蘇淺不恨她。至少,在那場生死邊緣的變故之后,在親眼看到葉挽秋因為她而受傷之后,怨恨被更強烈的、自我厭棄的痛苦和后怕取代了。她沒有力氣再去恨,只剩下滿心的疲憊、狼藉,和那一聲輕飄飄卻又重如千鈞的“對不起”。
這個認知,并沒有讓葉挽秋感到輕松,反而讓她的心更加沉重,像被浸透了水的棉花,沉甸甸地墜著。內疚,如同潮水,從心底最深處翻涌上來,淹沒了她。
內疚什么?
內疚在蘇淺最痛苦、最可能走錯路的時候,她因為自己的委屈和驕傲,選擇了冷戰和疏遠,而沒有更早、更用力地拉住她?內疚那晚在酒吧,她雖然找到了蘇淺,卻沒有能力保護她,反而成了需要被救的累贅?內疚自己因為對秦風身份和動機的猜疑,而無法完全信任那個救了她們的男人,甚至暗地里展開調查,可能將她們都帶入更危險的境地?
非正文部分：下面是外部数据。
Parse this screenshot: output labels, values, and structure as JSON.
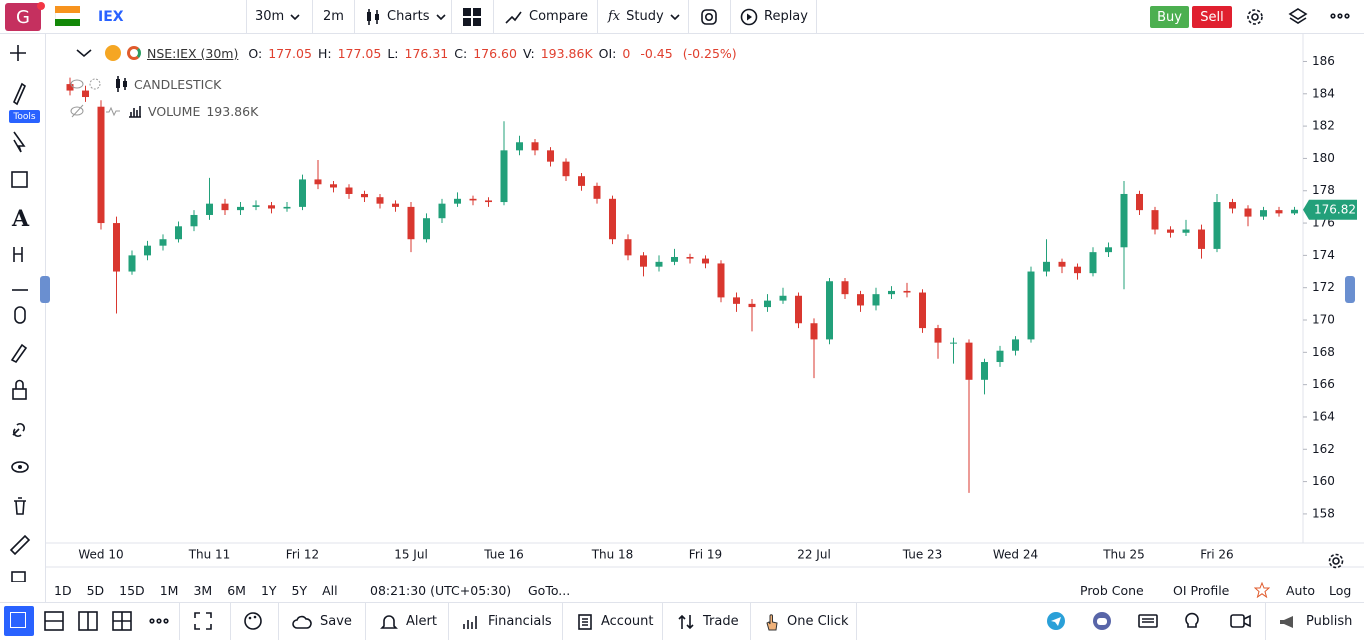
{
  "topbar": {
    "logo": "G",
    "symbol": "IEX",
    "interval": "30m",
    "interval2": "2m",
    "charts": "Charts",
    "compare": "Compare",
    "study": "Study",
    "replay": "Replay",
    "buy": "Buy",
    "sell": "Sell"
  },
  "left_toolbar": {
    "tools": "Tools"
  },
  "legend": {
    "symbol": "NSE:IEX (30m)",
    "o_label": "O:",
    "o": "177.05",
    "h_label": "H:",
    "h": "177.05",
    "l_label": "L:",
    "l": "176.31",
    "c_label": "C:",
    "c": "176.60",
    "v_label": "V:",
    "v": "193.86K",
    "oi_label": "OI:",
    "oi": "0",
    "change": "-0.45",
    "change_pct": "(-0.25%)",
    "candlestick": "CANDLESTICK",
    "volume": "VOLUME",
    "volume_value": "193.86K"
  },
  "chart_data": {
    "type": "candlestick",
    "categories": [
      null,
      null,
      "Wed 10",
      null,
      null,
      null,
      null,
      null,
      null,
      "Thu 11",
      null,
      null,
      null,
      null,
      null,
      "Fri 12",
      null,
      null,
      null,
      null,
      null,
      null,
      "15 Jul",
      null,
      null,
      null,
      null,
      null,
      "Tue 16",
      null,
      null,
      null,
      null,
      null,
      null,
      "Thu 18",
      null,
      null,
      null,
      null,
      null,
      "Fri 19",
      null,
      null,
      null,
      null,
      null,
      null,
      "22 Jul",
      null,
      null,
      null,
      null,
      null,
      null,
      "Tue 23",
      null,
      null,
      null,
      null,
      null,
      "Wed 24",
      null,
      null,
      null,
      null,
      null,
      null,
      "Thu 25",
      null,
      null,
      null,
      null,
      null,
      "Fri 26",
      null,
      null,
      null,
      null,
      null
    ],
    "open": [
      184.6,
      184.2,
      183.2,
      176.0,
      173.0,
      174.0,
      174.6,
      175.0,
      175.8,
      176.5,
      177.2,
      176.8,
      177.0,
      177.1,
      176.9,
      177.0,
      178.7,
      178.4,
      178.2,
      177.8,
      177.6,
      177.2,
      177.0,
      175.0,
      176.3,
      177.2,
      177.5,
      177.4,
      177.3,
      180.5,
      181.0,
      180.5,
      179.8,
      178.9,
      178.3,
      177.5,
      175.0,
      174.0,
      173.3,
      173.6,
      173.9,
      173.8,
      173.5,
      171.4,
      171.0,
      170.8,
      171.2,
      171.5,
      169.8,
      168.8,
      172.4,
      171.6,
      170.9,
      171.6,
      171.8,
      171.7,
      169.5,
      168.6,
      168.6,
      166.3,
      167.4,
      168.1,
      168.8,
      173.0,
      173.6,
      173.3,
      172.9,
      174.2,
      174.5,
      177.8,
      176.8,
      175.6,
      175.4,
      175.6,
      174.4,
      177.3,
      176.9,
      176.4,
      176.8,
      176.6
    ],
    "high": [
      185.0,
      184.5,
      183.6,
      176.4,
      174.3,
      174.9,
      175.3,
      176.1,
      176.8,
      178.8,
      177.5,
      177.3,
      177.4,
      177.3,
      177.3,
      179.0,
      179.9,
      178.6,
      178.4,
      178.0,
      177.8,
      177.4,
      177.3,
      176.6,
      177.5,
      177.9,
      177.7,
      177.6,
      182.3,
      181.4,
      181.2,
      180.7,
      180.0,
      179.1,
      178.5,
      177.7,
      175.3,
      174.2,
      174.0,
      174.4,
      174.1,
      174.0,
      173.7,
      171.7,
      171.3,
      171.6,
      172.0,
      171.7,
      170.1,
      172.6,
      172.6,
      171.8,
      172.0,
      172.1,
      172.3,
      171.9,
      169.7,
      168.9,
      168.8,
      167.6,
      168.4,
      169.0,
      173.3,
      175.0,
      173.8,
      173.5,
      174.5,
      174.8,
      178.6,
      178.0,
      177.0,
      175.8,
      176.2,
      175.9,
      177.8,
      177.5,
      177.1,
      177.0,
      177.0,
      177.0
    ],
    "low": [
      183.9,
      183.5,
      175.6,
      170.4,
      172.8,
      173.7,
      174.3,
      174.8,
      175.5,
      176.2,
      176.5,
      176.5,
      176.8,
      176.6,
      176.7,
      176.8,
      178.1,
      177.9,
      177.5,
      177.3,
      176.9,
      176.7,
      174.2,
      174.8,
      176.0,
      177.0,
      177.1,
      177.0,
      177.1,
      180.2,
      180.2,
      179.5,
      178.6,
      178.0,
      177.2,
      174.7,
      173.7,
      172.7,
      173.0,
      173.4,
      173.5,
      173.2,
      171.1,
      170.5,
      169.3,
      170.5,
      171.0,
      169.5,
      166.4,
      168.5,
      171.3,
      170.5,
      170.6,
      171.3,
      171.4,
      169.2,
      167.6,
      167.3,
      159.3,
      165.4,
      167.1,
      167.8,
      168.6,
      172.7,
      172.9,
      172.5,
      172.7,
      173.9,
      171.9,
      176.5,
      175.3,
      175.1,
      175.2,
      173.8,
      174.2,
      176.6,
      175.8,
      176.2,
      176.4,
      176.5
    ],
    "close": [
      184.2,
      183.8,
      176.0,
      173.0,
      174.0,
      174.6,
      175.0,
      175.8,
      176.5,
      177.2,
      176.8,
      177.0,
      177.1,
      176.9,
      177.0,
      178.7,
      178.4,
      178.2,
      177.8,
      177.6,
      177.2,
      177.0,
      175.0,
      176.3,
      177.2,
      177.5,
      177.4,
      177.3,
      180.5,
      181.0,
      180.5,
      179.8,
      178.9,
      178.3,
      177.5,
      175.0,
      174.0,
      173.3,
      173.6,
      173.9,
      173.8,
      173.5,
      171.4,
      171.0,
      170.8,
      171.2,
      171.5,
      169.8,
      168.8,
      172.4,
      171.6,
      170.9,
      171.6,
      171.8,
      171.7,
      169.5,
      168.6,
      168.6,
      166.3,
      167.4,
      168.1,
      168.8,
      173.0,
      173.6,
      173.3,
      172.9,
      174.2,
      174.5,
      177.8,
      176.8,
      175.6,
      175.4,
      175.6,
      174.4,
      177.3,
      176.9,
      176.4,
      176.8,
      176.6,
      176.82
    ],
    "up_color": "#22a07a",
    "down_color": "#d9372f",
    "ylim": [
      156.2,
      187.7
    ],
    "yticks": [
      158,
      160,
      162,
      164,
      166,
      168,
      170,
      172,
      174,
      176,
      178,
      180,
      182,
      184,
      186
    ]
  },
  "bottom_bar": {
    "ranges": [
      "1D",
      "5D",
      "15D",
      "1M",
      "3M",
      "6M",
      "1Y",
      "5Y",
      "All"
    ],
    "time": "08:21:30 (UTC+05:30)",
    "goto": "GoTo...",
    "prob_cone": "Prob Cone",
    "oi_profile": "OI Profile",
    "auto": "Auto",
    "log": "Log"
  },
  "footer": {
    "save": "Save",
    "alert": "Alert",
    "financials": "Financials",
    "account": "Account",
    "trade": "Trade",
    "one_click": "One Click",
    "publish": "Publish"
  }
}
還有……內疚那個她一直不敢深想,卻在此刻無比清晰浮現的念頭――如果蘇淺和顧承舟之間沒有問題,如果蘇淺沒有因為情傷而自暴自棄,是不是這一切都不會發生?而她葉挽秋,是否也在無意中,成為了促成蘇淺痛苦的一部分?哪怕她從未想過傷害蘇淺,哪怕她對顧承舟的感情早已被深埋心底,但蘇淺的痛苦,顧承舟的動搖,她真的能完全撇清關系嗎?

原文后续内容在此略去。